Rep. Bobby Scott, D-Va., the new chairman of the Education and the Workforce Committee, said Wednesday that he would introduce legislation to raise the federal minimum wage to $15 an hour, more than double its current rate of $7.25. The legislation would also index the new rate to inflation and gradually phase out the exception for tipped workers.
“There is no place in America where someone working full time & making the $7.25 federal minimum wage can make ends meet,” Scott said in a tweet Wednesday. “Today, House & Senate Democrats are introducing the #RaiseTheWage Act to give roughly 40 million workers a raise.”
The legislation is set to be officially unveiled later Wednesday. House Speaker Nancy Pelosi, D-Calif., has previously said she backs a $15 rate and will make passing legislation on it a priority.
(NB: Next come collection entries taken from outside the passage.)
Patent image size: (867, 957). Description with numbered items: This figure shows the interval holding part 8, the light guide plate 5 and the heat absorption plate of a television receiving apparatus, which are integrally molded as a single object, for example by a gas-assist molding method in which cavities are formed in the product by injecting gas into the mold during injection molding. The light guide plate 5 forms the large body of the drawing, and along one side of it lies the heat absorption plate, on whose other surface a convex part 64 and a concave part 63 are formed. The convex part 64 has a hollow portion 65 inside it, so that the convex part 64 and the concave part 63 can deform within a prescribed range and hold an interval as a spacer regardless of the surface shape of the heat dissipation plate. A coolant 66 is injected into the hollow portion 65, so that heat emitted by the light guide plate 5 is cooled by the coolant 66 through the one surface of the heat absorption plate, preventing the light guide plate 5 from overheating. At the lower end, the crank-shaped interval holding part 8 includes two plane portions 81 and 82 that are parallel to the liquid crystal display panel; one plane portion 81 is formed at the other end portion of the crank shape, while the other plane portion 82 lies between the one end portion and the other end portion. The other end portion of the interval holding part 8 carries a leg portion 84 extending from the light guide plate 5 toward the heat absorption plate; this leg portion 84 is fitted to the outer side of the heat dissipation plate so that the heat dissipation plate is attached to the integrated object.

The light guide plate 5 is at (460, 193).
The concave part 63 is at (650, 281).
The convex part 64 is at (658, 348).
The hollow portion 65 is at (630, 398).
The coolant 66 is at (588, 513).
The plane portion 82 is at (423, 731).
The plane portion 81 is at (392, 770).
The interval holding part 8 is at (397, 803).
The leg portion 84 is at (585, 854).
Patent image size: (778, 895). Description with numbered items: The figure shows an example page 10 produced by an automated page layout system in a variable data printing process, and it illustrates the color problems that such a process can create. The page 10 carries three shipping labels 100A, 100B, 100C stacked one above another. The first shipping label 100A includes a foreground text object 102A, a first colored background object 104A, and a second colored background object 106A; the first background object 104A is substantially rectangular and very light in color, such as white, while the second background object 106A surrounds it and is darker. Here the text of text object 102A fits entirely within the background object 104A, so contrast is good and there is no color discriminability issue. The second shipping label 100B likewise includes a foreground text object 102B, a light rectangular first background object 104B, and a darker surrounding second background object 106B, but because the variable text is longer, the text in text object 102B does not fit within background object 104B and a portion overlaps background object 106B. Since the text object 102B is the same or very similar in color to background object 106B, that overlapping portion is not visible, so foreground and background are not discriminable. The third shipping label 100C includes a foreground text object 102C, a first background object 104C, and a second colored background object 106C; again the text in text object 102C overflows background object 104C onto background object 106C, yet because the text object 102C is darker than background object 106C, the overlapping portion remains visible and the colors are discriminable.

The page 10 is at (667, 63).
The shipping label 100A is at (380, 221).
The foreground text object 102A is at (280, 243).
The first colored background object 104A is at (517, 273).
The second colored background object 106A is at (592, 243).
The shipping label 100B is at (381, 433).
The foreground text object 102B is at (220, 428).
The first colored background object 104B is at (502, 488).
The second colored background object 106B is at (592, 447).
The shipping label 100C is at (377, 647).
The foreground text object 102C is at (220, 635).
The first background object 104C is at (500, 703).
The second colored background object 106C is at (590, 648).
Democrats have long tried to raise the minimum wage but previously sought more marginal increases. Former President Barack Obama pushed for an increase to just $10.10 in 2015. Hillary Clinton called for an increase to $12 during her 2016 presidential bid.
At the time, Democrats argued that would boost take-home pay for workers without putting too much strain on businesses. Privately, they worried higher levels would damage the economy. “[Y]ou will get a fair number of liberal economists who will say it will lose jobs,” Clinton campaign adviser Neera Tanden, president of the Center for American Progress, told Clinton’s campaign in a leaked April 2015 email.
State-level efforts in California, New York, and elsewhere to raise their minimum wages to $15 have since pushed Democrats to aim higher. They see it as an key issue they can use to separate themselves from congressional Republicans, who have traditionally opposed increases.
Conservative groups argue that the increase would still be damaging to the broader economy. “In reality, a higher minimum wage forces the government to create winners and losers, increasing wages for some at the cost of fewer jobs for others,” said the Employment Policies Institute in a statement.